Last week Tracie and I started
watching a few episodes of a series on Netflix called Unbreakable Kimmy
Schmidt. It’s a comedy from the team that was behind 30 Rock
on NBC about Kimmy, who has lived most of her life underground in a doomsday
cult, and—suddenly freed—decides
to try life in New York City. In one of the episodes, Kimmy has to undertake a
particularly difficult task, and another woman asks her how she can stand it.
She replies that, “You can do anything for 10
seconds. So I just count to 10. And then I just start over counting to 10,
because I can do it for another 10 seconds.” In the
episode it’s a very funny moment. Kimmy is naturally optimistic,
and it seems like she could take any storm that comes her way.

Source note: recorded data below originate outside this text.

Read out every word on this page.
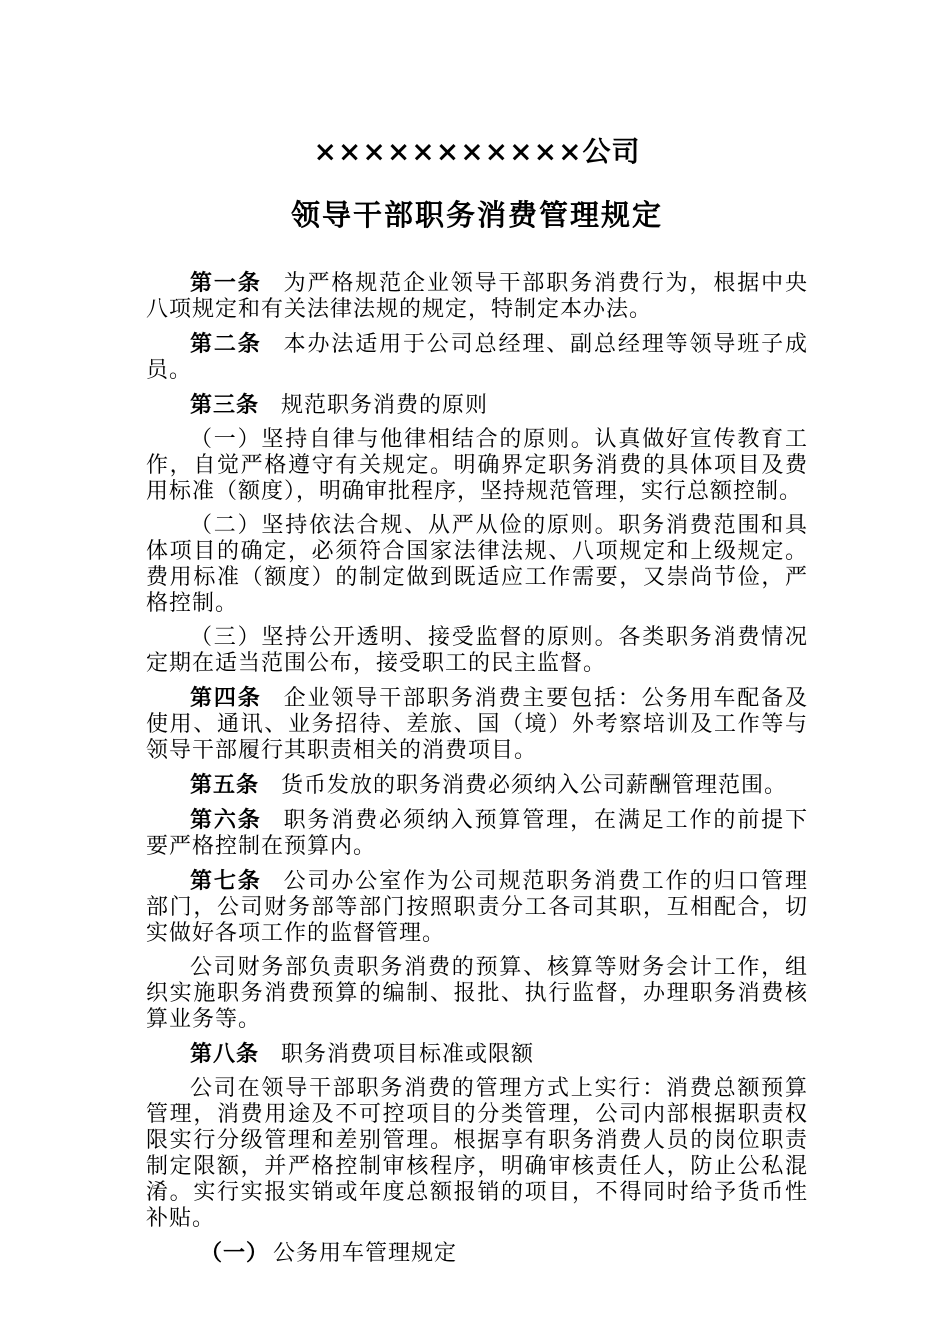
×××××××××××公司
领导干部职务消费管理规定

第一条 为严格规范企业领导干部职务消费行为，根据中央八项规定和有关法律法规的规定，特制定本办法。

第二条 本办法适用于公司总经理、副总经理等领导班子成员。

第三条 规范职务消费的原则

（一）坚持自律与他律相结合的原则。认真做好宣传教育工作，自觉严格遵守有关规定。明确界定职务消费的具体项目及费用标准（额度），明确审批程序，坚持规范管理，实行总额控制。

（二）坚持依法合规、从严从俭的原则。职务消费范围和具体项目的确定，必须符合国家法律法规、八项规定和上级规定。费用标准（额度）的制定做到既适应工作需要，又崇尚节俭，严格控制。

（三）坚持公开透明、接受监督的原则。各类职务消费情况定期在适当范围公布，接受职工的民主监督。

第四条 企业领导干部职务消费主要包括：公务用车配备及使用、通讯、业务招待、差旅、国（境）外考察培训及工作等与领导干部履行其职责相关的消费项目。

第五条 货币发放的职务消费必须纳入公司薪酬管理范围。

第六条 职务消费必须纳入预算管理，在满足工作的前提下要严格控制在预算内。

第七条 公司办公室作为公司规范职务消费工作的归口管理部门，公司财务部等部门按照职责分工各司其职，互相配合，切实做好各项工作的监督管理。

公司财务部负责职务消费的预算、核算等财务会计工作，组织实施职务消费预算的编制、报批、执行监督，办理职务消费核算业务等。

第八条 职务消费项目标准或限额

公司在领导干部职务消费的管理方式上实行：消费总额预算管理，消费用途及不可控项目的分类管理，公司内部根据职责权限实行分级管理和差别管理。根据享有职务消费人员的岗位职责制定限额，并严格控制审核程序，明确审核责任人，防止公私混淆。实行实报实销或年度总额报销的项目，不得同时给予货币性补贴。

（一） 公务用车管理规定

At the end of
the episode, though, she finds herself in a very uncomfortable moment. And she
starts counting…
I think there’s some wisdom in this. The following comparison isn’t perfect, but stay with me.

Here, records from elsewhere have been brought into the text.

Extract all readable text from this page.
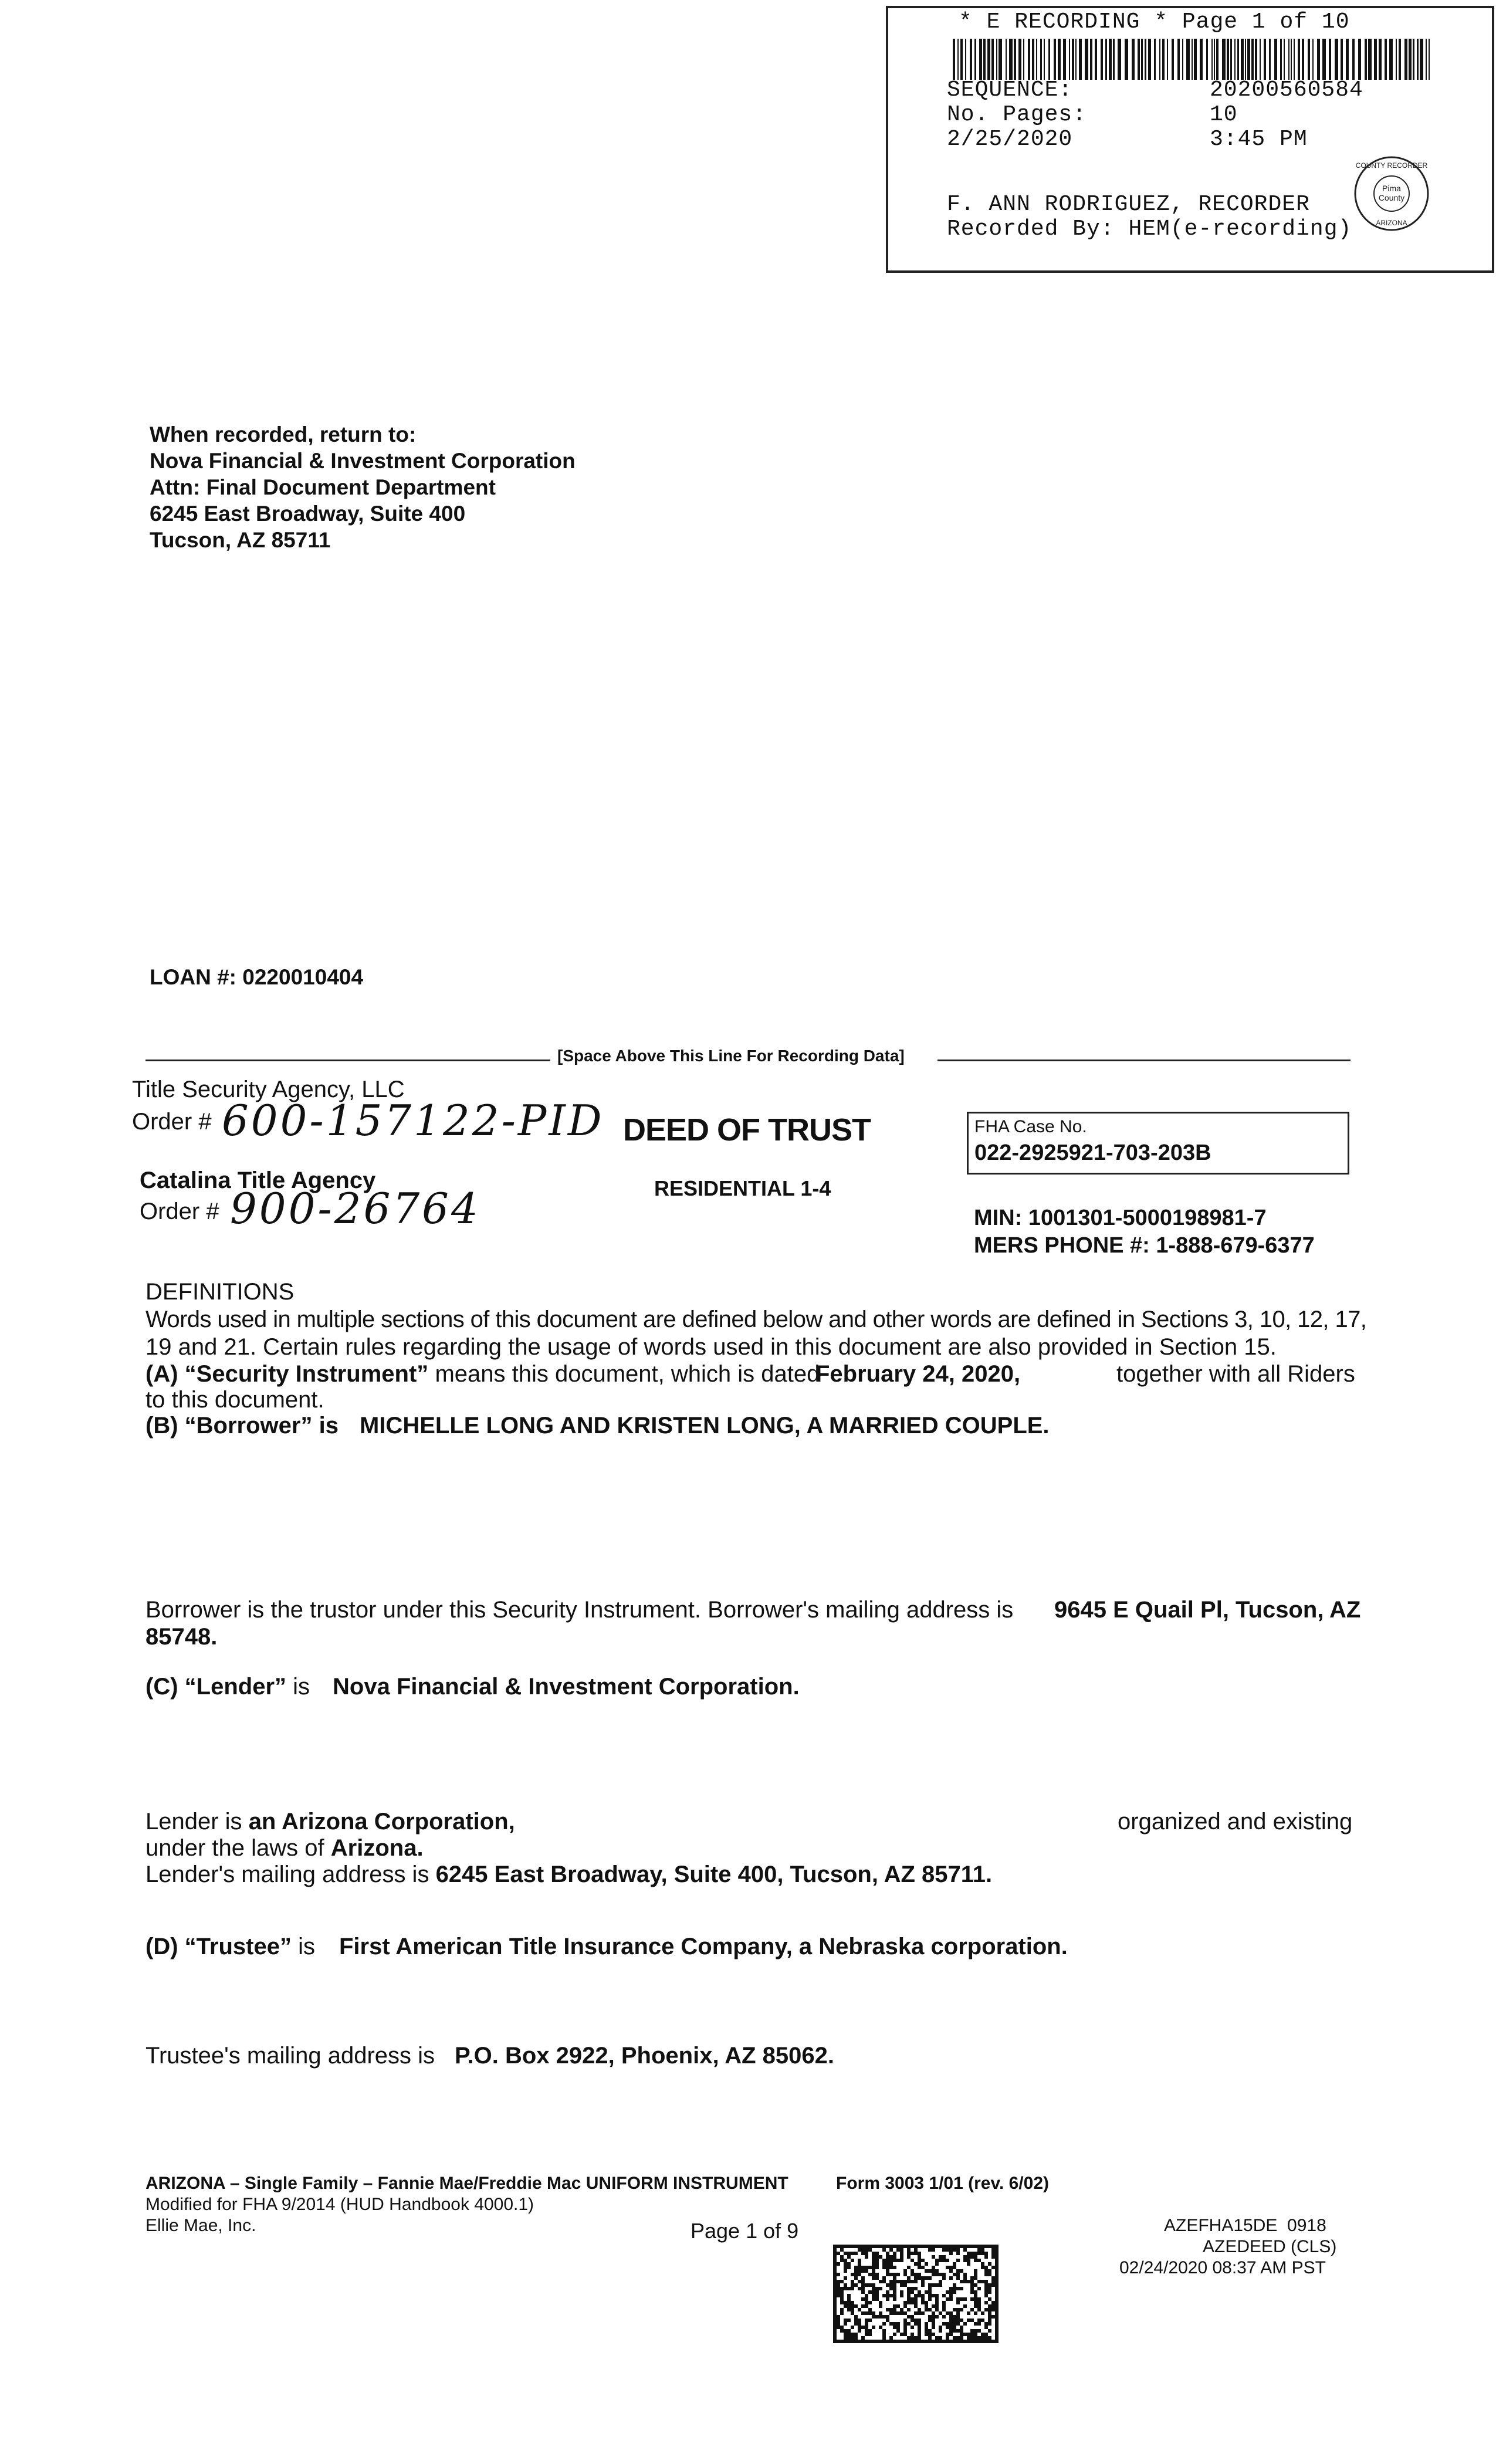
* E RECORDING * Page 1 of 10
SEQUENCE:	20200560584
No. Pages:	10
2/25/2020	3:45 PM
F. ANN RODRIGUEZ, RECORDER
Recorded By: HEM(e-recording)
Pima
County
COUNTY RECORDER
ARIZONA
When recorded, return to:
Nova Financial & Investment Corporation
Attn: Final Document Department
6245 East Broadway, Suite 400
Tucson, AZ 85711
LOAN #: 0220010404
[Space Above This Line For Recording Data]
Title Security Agency, LLC
Order # 600-157122-PID DEED OF TRUST
RESIDENTIAL 1-4
FHA Case No.
022-2925921-703-203B
Catalina Title Agency
Order # 900-26764	MIN: 1001301-5000198981-7
MERS PHONE #: 1-888-679-6377
DEFINITIONS
Words used in multiple sections of this document are defined below and other words are defined in Sections 3, 10, 12, 17,
19 and 21. Certain rules regarding the usage of words used in this document are also provided in Section 15.
(A) “Security Instrument” means this document, which is dated
February 24, 2020,	together with all Riders
to this document.
(B) “Borrower” is MICHELLE LONG AND KRISTEN LONG, A MARRIED COUPLE.
Borrower is the trustor under this Security Instrument. Borrower's mailing address is 9645 E Quail Pl, Tucson, AZ
85748.
(C) “Lender” is Nova Financial & Investment Corporation.
Lender is an Arizona Corporation,	organized and existing
under the laws of Arizona.
Lender's mailing address is 6245 East Broadway, Suite 400, Tucson, AZ 85711.
(D) “Trustee” is First American Title Insurance Company, a Nebraska corporation.
Trustee's mailing address is P.O. Box 2922, Phoenix, AZ 85062.
ARIZONA – Single Family – Fannie Mae/Freddie Mac UNIFORM INSTRUMENT	Form 3003 1/01 (rev. 6/02)
Modified for FHA 9/2014 (HUD Handbook 4000.1)
Ellie Mae, Inc.	Page 1 of 9	AZEFHA15DE  0918
AZEDEED (CLS)
02/24/2020 08:37 AM PST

If you truly believe that worship
is an ongoing state of existence, a living, moment-by-moment response to God,
then worship should be as rhythmic and constant as breathing. But it’s not: we’re
broken. We’ve lost what it means to walk in the Garden with God.
We must reclaim a life after God’s
heart, minute by minute and day by day. Sometimes that takes focusing for a few
moments at a time, and then building up that time of recognizing God’s presence. So we start with just a 15 minute quiet
time. We start with an hour on Sunday morning with the gathered church, the
body of Christ. We take a season like Lent, which is only 40 days, and we try a
spiritual discipline daily for that time.
Soon our quiet times have
stretched to an hour. Our Sunday morning has become a whole day of Sabbath rest
and worship. The season of Lent becomes the season of Easter, and beyond! When
we draw near to Christ and focus on Him, He makes it possible for us to center
our time around Him.
I am wrapping up a reading program
called #lentchallenge. Author Margaret Feinberg put together the plan through
the YouVersion Bible app. It’s been 40 days through the
Gospels. As I read the story of Christ each day, I’ve been surprised to find I look forward to my time of
reading and reflecting more and more. The couple of days I’ve missed my reading, I really have missed it.

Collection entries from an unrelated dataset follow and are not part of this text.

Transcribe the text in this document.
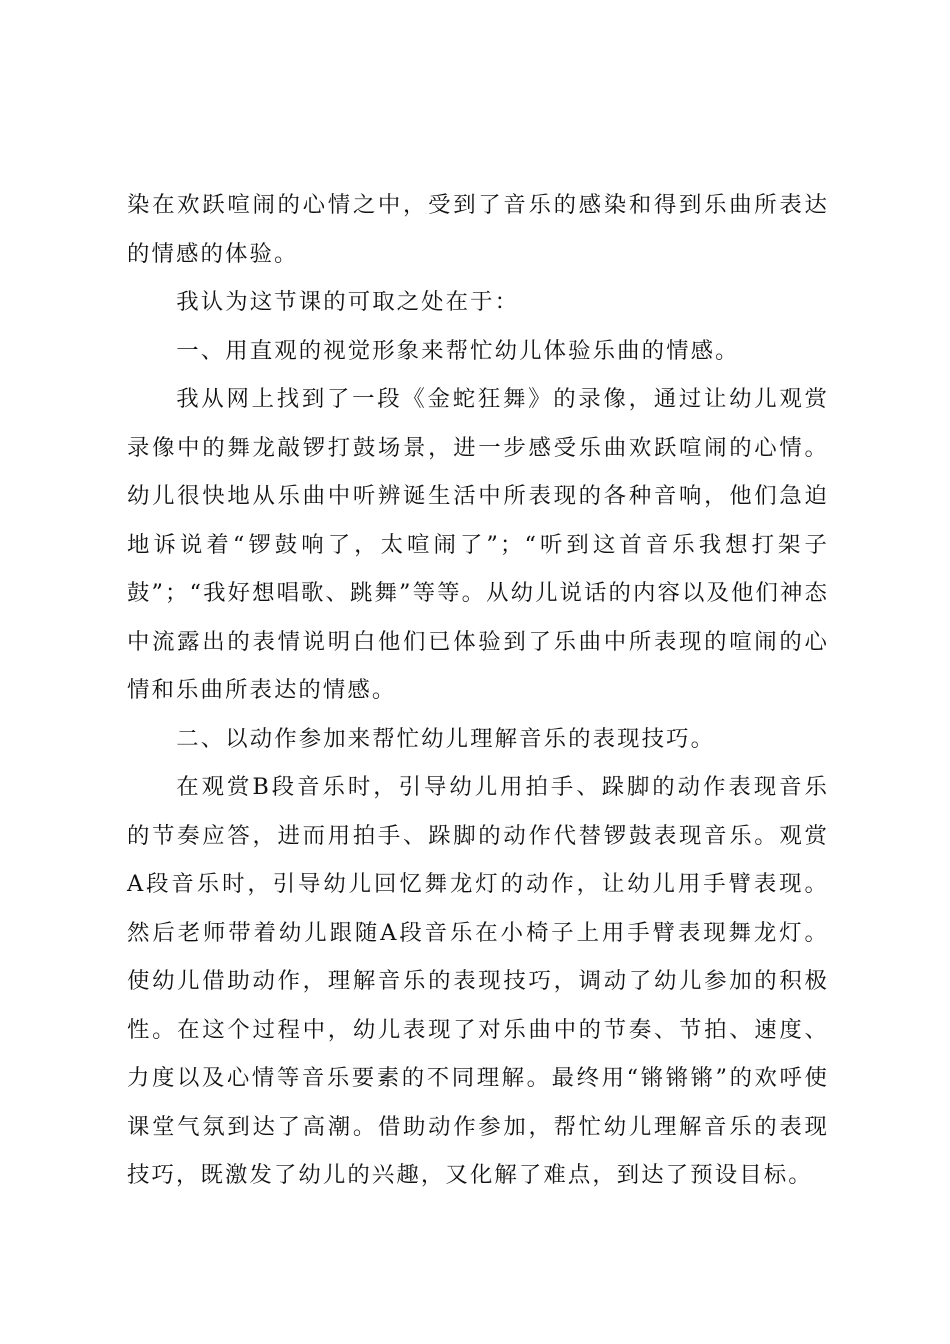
染在欢跃喧闹的心情之中，受到了音乐的感染和得到乐曲所表达的情感的体验。

我认为这节课的可取之处在于：

一、用直观的视觉形象来帮忙幼儿体验乐曲的情感。

我从网上找到了一段《金蛇狂舞》的录像，通过让幼儿观赏录像中的舞龙敲锣打鼓场景，进一步感受乐曲欢跃喧闹的心情。幼儿很快地从乐曲中听辨诞生活中所表现的各种音响，他们急迫地诉说着“锣鼓响了，太喧闹了”；“听到这首音乐我想打架子鼓”；“我好想唱歌、跳舞”等等。从幼儿说话的内容以及他们神态中流露出的表情说明白他们已体验到了乐曲中所表现的喧闹的心情和乐曲所表达的情感。

二、以动作参加来帮忙幼儿理解音乐的表现技巧。

在观赏B段音乐时，引导幼儿用拍手、跺脚的动作表现音乐的节奏应答，进而用拍手、跺脚的动作代替锣鼓表现音乐。观赏A段音乐时，引导幼儿回忆舞龙灯的动作，让幼儿用手臂表现。然后老师带着幼儿跟随A段音乐在小椅子上用手臂表现舞龙灯。使幼儿借助动作，理解音乐的表现技巧，调动了幼儿参加的积极性。在这个过程中，幼儿表现了对乐曲中的节奏、节拍、速度、力度以及心情等音乐要素的不同理解。最终用“锵锵锵”的欢呼使课堂气氛到达了高潮。借助动作参加，帮忙幼儿理解音乐的表现技巧，既激发了幼儿的兴趣，又化解了难点，到达了预设目标。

It is centering me and preparing me for Easter, when we celebrate the most
amazing moments of Jesus’ life, death, and
resurrection.
If you want to pursue a life of
worship, it starts today. Now, even. You don’t have
to be perfect in your pursuit. Thank God: the perfect pursuit of the Father has
already been accomplished by the Son! By the Spirit we can work out our
salvation each day. It just takes small incremental—and intentional—steps
toward Him. He meets us there, and He calls us on.